Is Trump’s Renomination Inevitable?
Will the 45th president’s lead in GOP primary polling hold up? There’s a possibility — not a certainty, not a probability, but a possibility — that it won’t.

Is it inevitable that President Trump will be the second person in history — President Nixon was the first — to win the Republican Party’s nomination for president three times? Many thoughtful observers, and others as well, think so.
They have some solid evidence. Polling has been showing majorities of Republicans favoring Mr. Trump since the Manhattan district attorney, Alvin Bragg, indicted him March 30 on charges that seemed both trivial and invalid. The day before that, Mr. Trump led Governor DeSantis by just 44 percent to 29 percent in the RealClearPolitics average. By April 6, Mr. Trump’s lead rose to 51 percent to 25 percent and 54 percent to 22 percent on April 19.
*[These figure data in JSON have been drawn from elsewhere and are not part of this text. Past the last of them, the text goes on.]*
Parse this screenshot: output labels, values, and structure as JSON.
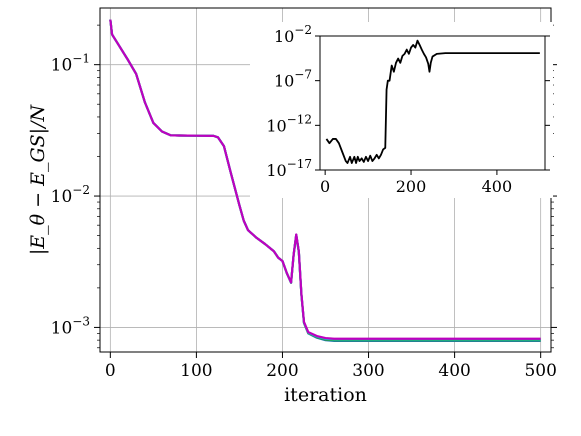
{
  "chart_data": [
    {
      "type": "line",
      "xlabel": "iteration",
      "ylabel": "|E_θ − E_GS|/N",
      "yscale": "log",
      "xlim": [
        -12,
        512
      ],
      "ylim": [
        0.00065,
        0.27
      ],
      "grid": true,
      "x_ticks": [
        0,
        100,
        200,
        300,
        400,
        500
      ],
      "y_ticks": [
        {
          "base": "10",
          "exp": "−1",
          "value": 0.1
        },
        {
          "base": "10",
          "exp": "−2",
          "value": 0.01
        },
        {
          "base": "10",
          "exp": "−3",
          "value": 0.001
        }
      ],
      "series": [
        {
          "color": "#1f77b4",
          "final": 0.00079
        },
        {
          "color": "#2ca02c",
          "final": 0.0008
        },
        {
          "color": "#17becf",
          "final": 0.00081
        },
        {
          "color": "#bf00bf",
          "final": 0.00082
        }
      ],
      "x": [
        0,
        2,
        10,
        20,
        30,
        40,
        50,
        60,
        70,
        80,
        100,
        120,
        125,
        132,
        140,
        150,
        155,
        160,
        170,
        180,
        190,
        195,
        200,
        205,
        210,
        213,
        216,
        219,
        222,
        225,
        230,
        240,
        250,
        260,
        300,
        400,
        500
      ],
      "values": [
        0.22,
        0.17,
        0.14,
        0.11,
        0.085,
        0.052,
        0.036,
        0.031,
        0.029,
        0.0289,
        0.0288,
        0.0287,
        0.028,
        0.024,
        0.015,
        0.0085,
        0.0065,
        0.0055,
        0.0048,
        0.0043,
        0.0038,
        0.0034,
        0.0032,
        0.0026,
        0.0022,
        0.0036,
        0.0051,
        0.0038,
        0.0018,
        0.0011,
        0.00092,
        0.00086,
        0.00083,
        0.00082,
        0.00082,
        0.00082,
        0.00082
      ]
    },
    {
      "type": "line",
      "inset": true,
      "yscale": "log",
      "xlim": [
        -12,
        512
      ],
      "ylim": [
        1e-17,
        0.01
      ],
      "x_ticks": [
        0,
        200,
        400
      ],
      "y_ticks": [
        {
          "base": "10",
          "exp": "−2",
          "value": 0.01
        },
        {
          "base": "10",
          "exp": "−7",
          "value": 1e-07
        },
        {
          "base": "10",
          "exp": "−12",
          "value": 1e-12
        },
        {
          "base": "10",
          "exp": "−17",
          "value": 1e-17
        }
      ],
      "series": [
        {
          "color": "#000000",
          "x": [
            3,
            10,
            18,
            25,
            32,
            40,
            48,
            52,
            58,
            62,
            68,
            72,
            76,
            80,
            85,
            90,
            95,
            100,
            105,
            110,
            115,
            120,
            125,
            130,
            135,
            140,
            143,
            146,
            150,
            155,
            160,
            165,
            170,
            175,
            180,
            185,
            190,
            195,
            200,
            205,
            210,
            215,
            220,
            225,
            230,
            235,
            240,
            243,
            246,
            250,
            260,
            280,
            300,
            350,
            400,
            450,
            500
          ],
          "values": [
            3e-14,
            1e-14,
            3e-14,
            3e-14,
            1e-14,
            1e-15,
            1e-16,
            6e-17,
            3e-16,
            6e-17,
            3e-16,
            6e-17,
            3e-16,
            1e-16,
            2e-16,
            8e-17,
            3e-16,
            1e-16,
            4e-16,
            1e-16,
            2e-16,
            5e-16,
            2e-16,
            5e-16,
            2e-15,
            3e-15,
            1e-08,
            1e-07,
            1e-07,
            5e-06,
            1e-06,
            1e-05,
            3e-05,
            1e-05,
            6e-05,
            0.0001,
            0.0003,
            0.0001,
            0.0005,
            0.001,
            0.0005,
            0.003,
            0.001,
            0.0003,
            0.0001,
            4e-05,
            8e-06,
            1e-06,
            1e-05,
            5e-05,
            0.0001,
            0.00012,
            0.00012,
            0.00012,
            0.00012,
            0.00012,
            0.00012
          ]
        }
      ]
    }
  ]
}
Mr. Trump’s national numbers have risen slowly since, while Mr. DeSantis’s have sagged. If current numbers hold up, it may be that Mr. Bragg, elected after leading a June 2021 Democratic primary by just 8,828 votes, will have propelled Mr. Trump to another term in the White House.
Yet will the polling hold up? I think there’s a possibility — not a certainty, not a probability, but a possibility — that it won’t. Evidence comes from the October 22-26 NBC News-Des Moines Register poll of potential Republican caucusgoers in Iowa. Des Moines Register pollster J. Ann Selzer’s record of accuracy, and in particular of spotting shifts in voter opinion, commands respect and attention.
Like other recent polls of early-voting Iowa and New Hampshire, this poll showed Mr. Trump below 50 percent, at 43 percent of the vote. The big headline was that Ambassador Nikki Haley jumped into second place, tied at 16 percent with Mr. DeSantis. This follows her jump into second place at New Hampshire last month.
Taken together, in the Des Moines Register poll, Ms. Haley, Mr. DeSantis, and fourth-place Senator Scott have 39 percent, just below Mr. Trump’s 43 percent. Yet winnowing down the field won’t necessarily mean that all the non-Trump votes go to his opponents, as my Washington Examiner colleagues Tim Carney and Byron York note.
As Mr. Carney points out, when the Des Moines Register poll asked voters for their second choices, nearly half, 41 percent, of Mr. DeSantis voters said Mr. Trump. So a Mr. DeSantis withdrawal would put the former president at around 50 percent, far ahead of Ms. Haley.
And as Mr. York points out, only 19 percent of Ms. Haley’s voters, about 3 percent of the total, say they’re “very enthusiastic” about supporting her. She may have momentum, but the ratio of those favorable to those unfavorable about her — 59 percent to 29 percent — is behind not only Mr. Trump’s — 66 percent 32 percent — but also Mr. DeSantis’s — 69 percent to 26 percent.
Yet this static analysis doesn’t take into account other possible dynamic effects. Some 37 percent of Mr. Trump’s supporters say their minds aren’t made up, which suggests a floor for Mr. Trump of 27 percent — a beatable number, as National Review’s Rich Lowry notes.
And when you aggregate the first-choice and second-choice votes, plus those who are saying they are actively considering Mr. DeSantis, his total comes out to 69 percent, actually a tick more than Mr. Trump’s 67 percent. The corresponding number for Ms. Haley is 55 percent, suggesting either lower name identification or some resistance on the part of Mr. Trump’s voters and thus a lower potential ceiling.
The history of presidential caucus and primary voting is full of examples of large numbers of voters changing their minds in very short periods of time. Those who insist that current poll numbers will hold fast seem to be ignoring those examples.
The most vivid example in my mind is the Iowa Democratic caucuses in 2004. Governor Dean of Vermont, brandishing his consistent opposition to military engagement in Iraq, had built up a strong lead — and in a state with a heritage of dovish/isolationist/pacifist leanings.
He was well organized, too, and I remember watching Mr. Dean’s hordes of orange-stocking-capped volunteers buzzing around Des Moines on caucus day. Yet the big news that night was a big victory for John Kerry, who had voted for the Iraq War. Very large numbers of voters, in a thought process I’m not sure anyone fully understood, just changed their minds.
Something similar could conceivably happen in Iowa next year’s Republican contest. Large numbers of Mr. Trump’s voters could decide, for reasons not yet apparent, to switch to Mr. DeSantis or Ms. Haley. Sure, Mr. Trump’s voters surely are more attached to him than Mr. Dean’s voters were to their candidate in 2004, but there’s no big difference this time on an issue as prominent as Iraq was back then.
Will something like this happen? Unlikely, I think, and maybe the wish is the father of the thought. Yet I think it’s possible. The alternative, given President Biden’s flagging numbers, is that the Manhattan district attorney will have paved the way for Mr. Trump to become the 47th president of the United States.